Jon Jennings, president and general manager of the Maine Red Claws, chose the more intimate Portland Expo as the home for his professional basketball team, now playing its third season in the NBA Development League.


“We did a lot of research on different venue sizes and we really wanted to have a smaller building,” Jennings said. “We thought 3,000 to 4,000 would be a perfect number.

“The civic center is 7,000 or 8,000 for basketball. We just thought that was too big for what we were trying to accomplish.”

Jennings said the Expo also reminded him, on his first visit, of the old Boston Garden. It certainly needed work, but it also exuded a sense of warmth lacking in the cold concrete of the civic center.

Even so, Jennings is part of a development group hoping to build a $105 million mixed-use complex on Thompson’s Point in Portland that would include a 3,500-seat basketball arena.

“We want to maintain the intimacy of the building,” Jennings said, “but with updated, modern amenities.”

Back inside the civic center, the Pirates’ equipment manager, John Krouse, orders all players to remove their shoes before entering the training room to prevent road salt or grit from getting into the carpet and possibly fouling a skate blade.


A recent workout looked like a giant play-date with 19 pairs of sneakers, shoes and slippers lined up in the hallway.

Krouse’s small office doubles as the laundry room – with a washer and two dryers – and triples as repair shop and skate-sharpening center.

“We get three people in here and it’s jammed,” he said. “It’s manageable, but it’s a pain in the butt.”

Krouse lives large compared to trainer Mike Booi, who shares space with two whirlpool tubs and two training tables. “He doesn’t even have a desk,” Krouse said. “He just sits on a training table and does his work.”

Both Booi and Krouse dream of a renovation that includes team benches moved to the Spring Street side of the ice to allow in-game access to locker rooms.
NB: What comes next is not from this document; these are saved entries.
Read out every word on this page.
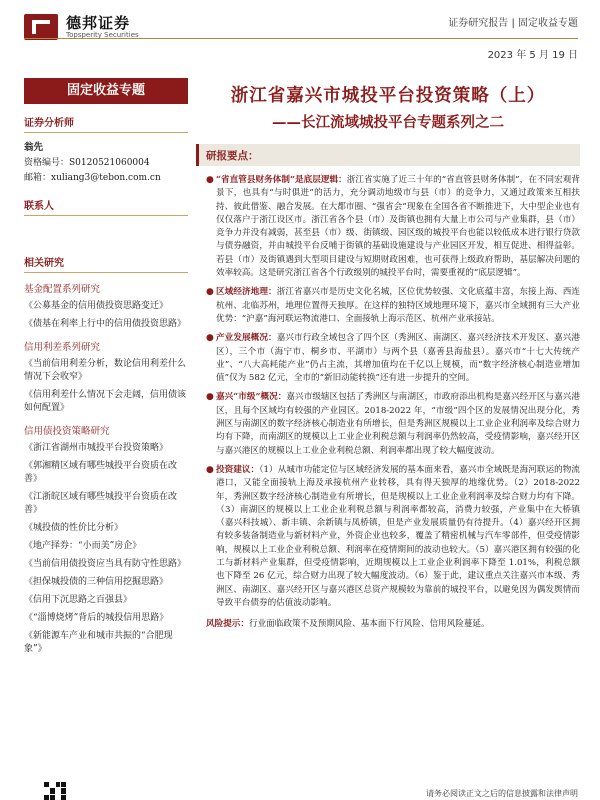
德邦证券
Topsperity Securities
证券研究报告 | 固定收益专题
2023 年 5 月 19 日
固定收益专题
证券分析师
翁先
资格编号：S0120521060004
邮箱：xuliang3@tebon.com.cn
联系人
相关研究
基金配置系列研究
《公募基金的信用债投资思路变迁》
《债基在利率上行中的信用债投资思路》
信用利差系列研究
《当前信用利差分析，数论信用利差什么情况下会收窄》
《信用利差什么情况下会走阔，信用债该如何配置》
信用债投资策略研究
《浙江省湖州市城投平台投资策略》
《郭湘精区域有哪些城投平台资质在改善》
《江浙皖区域有哪些城投平台资质在改善》
《城投债的性价比分析》
《地产择券：“小而美”房企》
《当前信用债投资应当具有防守性思路》
《担保城投债的三种信用挖掘思路》
《信用下沉思路之百强县》
《“淄博烧烤”背后的城投信用思路》
《新能源车产业和城市共振的“合肥现象”》
浙江省嘉兴市城投平台投资策略（上）
——长江流域城投平台专题系列之二
研报要点：
● “省直管县财务体制”是底层逻辑：浙江省实施了近三十年的“省直管县财务体制”，在不同宏观背景下，也具有“与时俱进”的活力，充分调动地级市与县（市）的竞争力，又通过政策来互相扶持、彼此借鉴、融合发展。在大都市圈、“强省会”现象在全国各省不断推进下，大中型企业也有仅仅落户于浙江设区市。浙江省各个县（市）及街镇也拥有大量上市公司与产业集群，县（市）竞争力并没有减弱，甚至县（市）级、街镇级、园区级的城投平台也能以较低成本进行银行贷款与债券融资，并由城投平台反哺于街镇的基础设施建设与产业园区开发，相互促进、相得益彰。若县（市）及街镇遇到大型项目建设与短期财政困难，也可获得上级政府帮助，基层解决问题的效率较高。这是研究浙江省各个行政级别的城投平台时，需要重视的“底层逻辑”。
● 区域经济地理：浙江省嘉兴市是历史文化名城，区位优势较强、文化底蕴丰富，东接上海、西连杭州、北临苏州，地理位置得天独厚。在这样的独特区域地理环境下，嘉兴市全域拥有三大产业优势：“沪嘉”海河联运物流港口、全面接轨上海示范区、杭州产业承接站。
● 产业发展概况：嘉兴市行政全域包含了四个区（秀洲区、南湖区、嘉兴经济技术开发区、嘉兴港区），三个市（海宁市、桐乡市、平湖市）与两个县（嘉善县海盐县）。嘉兴市“十七大传统产业”、“八大高耗能产业”仍占主流，其增加值均在千亿以上规模，而“数字经济核心制造业增加值”仅为 582 亿元，全市的“新旧动能转换”还有进一步提升的空间。
● 嘉兴“市级”概况：嘉兴市级辖区包括了秀洲区与南湖区，市政府添出机构是嘉兴经开区与嘉兴港区，且每个区域均有较强的产业园区。2018-2022 年，“市级”四个区的发展情况出现分化，秀洲区与南湖区的数字经济核心制造业有所增长，但是秀洲区规模以上工业企业利润率及综合财力均有下降，而南湖区的规模以上工业企业利税总额与利润率仍然较高，受疫情影响，嘉兴经开区与嘉兴港区的规模以上工业企业利税总额、利润率都出现了较大幅度波动。
● 投资建议：（1）从城市功能定位与区域经济发展的基本面来看，嘉兴市全域既是海河联运的物流港口，又能全面接轨上海及承接杭州产业转移，具有得天独厚的地缘优势。（2）2018-2022 年，秀洲区数字经济核心制造业有所增长，但是规模以上工业企业利润率及综合财力均有下降。（3）南湖区的规模以上工业企业利税总额与利润率都较高，消费力较强，产业集中在大桥镇（嘉兴科技城）、新丰镇、余新镇与凤桥镇，但是产业发展质量仍有待提升。（4）嘉兴经开区拥有较多装备制造业与新材料产业，外资企业也较多，覆盖了精密机械与汽车零部件，但受疫情影响，规模以上工业企业利税总额、利润率在疫情期间的波动也较大。（5）嘉兴港区拥有较强的化工与新材料产业集群，但受疫情影响，近期规模以上工业企业利润率下降至 1.01%，利税总额也下降至 26 亿元，综合财力出现了较大幅度波动。（6）鉴于此，建议重点关注嘉兴市本级、秀洲区、南湖区、嘉兴经开区与嘉兴港区总资产规模较为靠前的城投平台，以避免因为偶发舆情而导致平台债券的估值波动影响。
风险提示：行业面临政策不及预期风险、基本面下行风险、信用风险蔓延。
请务必阅读正文之后的信息披露和法律声明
A quick suture or skate repair could be done without a player missing his shift, rather than waiting for whistles to stop play and allow passage off the ice, then back on again.

“It’d be unreal,” Booi said. “But I’ve been around to a couple of old barns like this and it’s all about the same. You kind of expect it.”
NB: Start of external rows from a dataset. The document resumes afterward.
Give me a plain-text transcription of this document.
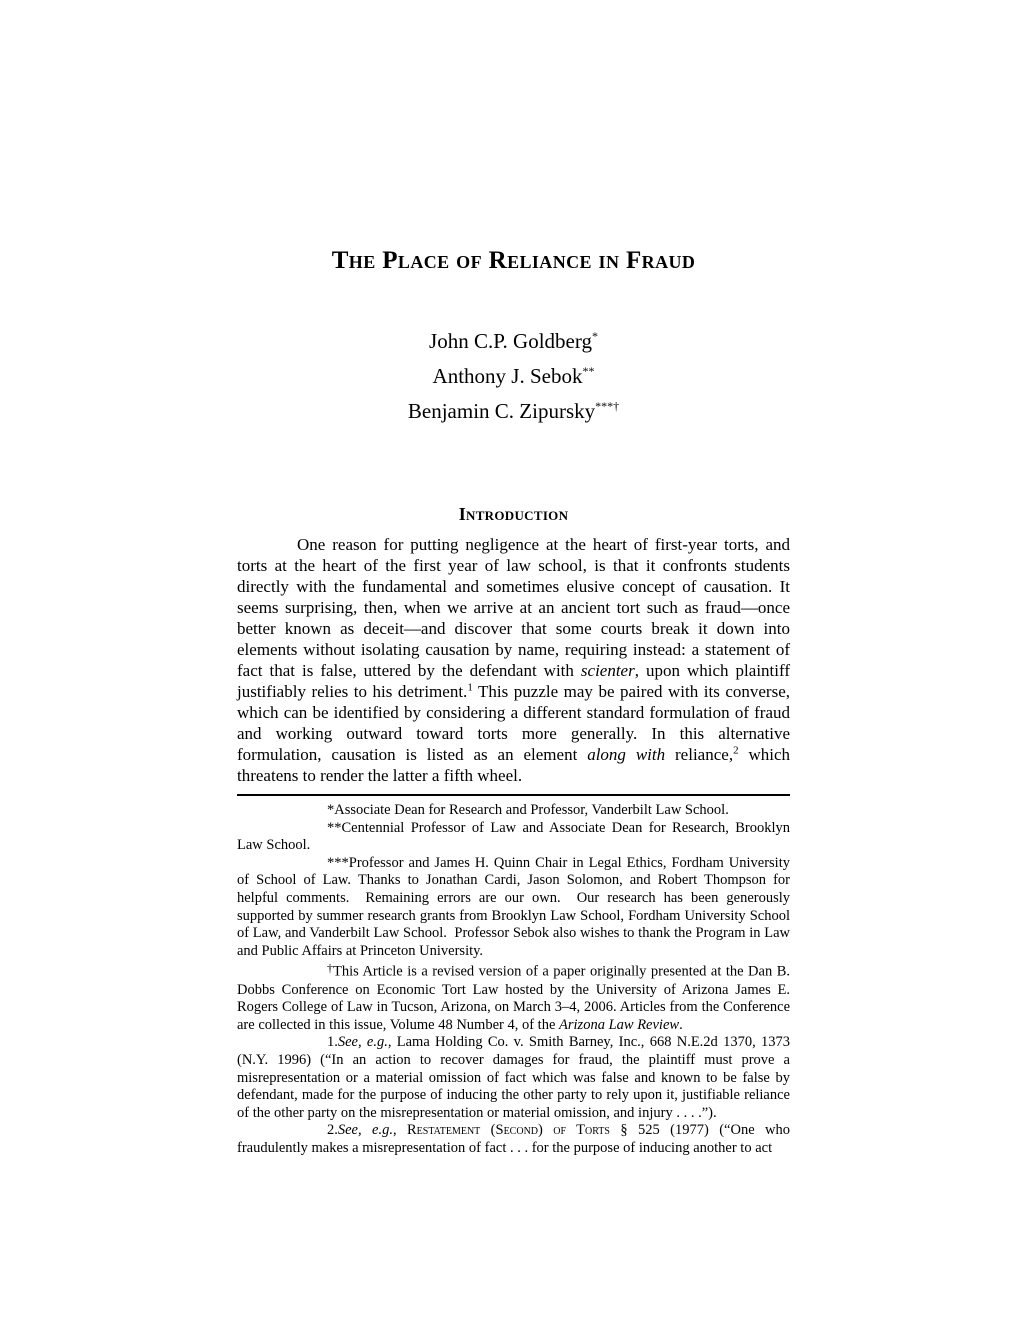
The Place of Reliance in Fraud
John C.P. Goldberg*
Anthony J. Sebok**
Benjamin C. Zipursky***†
Introduction

One reason for putting negligence at the heart of first-year torts, and torts at the heart of the first year of law school, is that it confronts students directly with the fundamental and sometimes elusive concept of causation. It seems surprising, then, when we arrive at an ancient tort such as fraud—once better known as deceit—and discover that some courts break it down into elements without isolating causation by name, requiring instead: a statement of fact that is false, uttered by the defendant with scienter, upon which plaintiff justifiably relies to his detriment.$^1$ This puzzle may be paired with its converse, which can be identified by considering a different standard formulation of fraud and working outward toward torts more generally. In this alternative formulation, causation is listed as an element along with reliance,$^2$ which threatens to render the latter a fifth wheel.

*Associate Dean for Research and Professor, Vanderbilt Law School.

**Centennial Professor of Law and Associate Dean for Research, Brooklyn Law School.

***Professor and James H. Quinn Chair in Legal Ethics, Fordham University of School of Law. Thanks to Jonathan Cardi, Jason Solomon, and Robert Thompson for helpful comments.  Remaining errors are our own.  Our research has been generously supported by summer research grants from Brooklyn Law School, Fordham University School of Law, and Vanderbilt Law School.  Professor Sebok also wishes to thank the Program in Law and Public Affairs at Princeton University.

†This Article is a revised version of a paper originally presented at the Dan B. Dobbs Conference on Economic Tort Law hosted by the University of Arizona James E. Rogers College of Law in Tucson, Arizona, on March 3–4, 2006. Articles from the Conference are collected in this issue, Volume 48 Number 4, of the Arizona Law Review.

1.See, e.g., Lama Holding Co. v. Smith Barney, Inc., 668 N.E.2d 1370, 1373 (N.Y. 1996) (“In an action to recover damages for fraud, the plaintiff must prove a misrepresentation or a material omission of fact which was false and known to be false by defendant, made for the purpose of inducing the other party to rely upon it, justifiable reliance of the other party on the misrepresentation or material omission, and injury . . . .”).

2.See, e.g., Restatement (Second) of Torts § 525 (1977) (“One who fraudulently makes a misrepresentation of fact . . . for the purpose of inducing another to act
Finding more space, and making better use of the available space, is the challenge awaiting architects and the civic center’s board of trustees. Neal Pratt, chairman of that board, said he expects a reliable construction schedule by mid- to late March.

“We certainly want to create more opportunities for the civic center to bring sporting activity into the state,” Pratt said.

“I would love to host some of the regional college tournaments.”

LeGage, the Deering basketball coach, also welcomes the renovation, mostly because he thinks it bodes well for the city. Amenities and locker rooms are nice, but the best aspect of a game at the civic center is being on the floor with electricity in the air.

“Kids are pretty resilient,” he said. “They’ll adjust. They’re just happy to be there.”

Jim Leo, after decades of making do, is looking forward to a little bit more.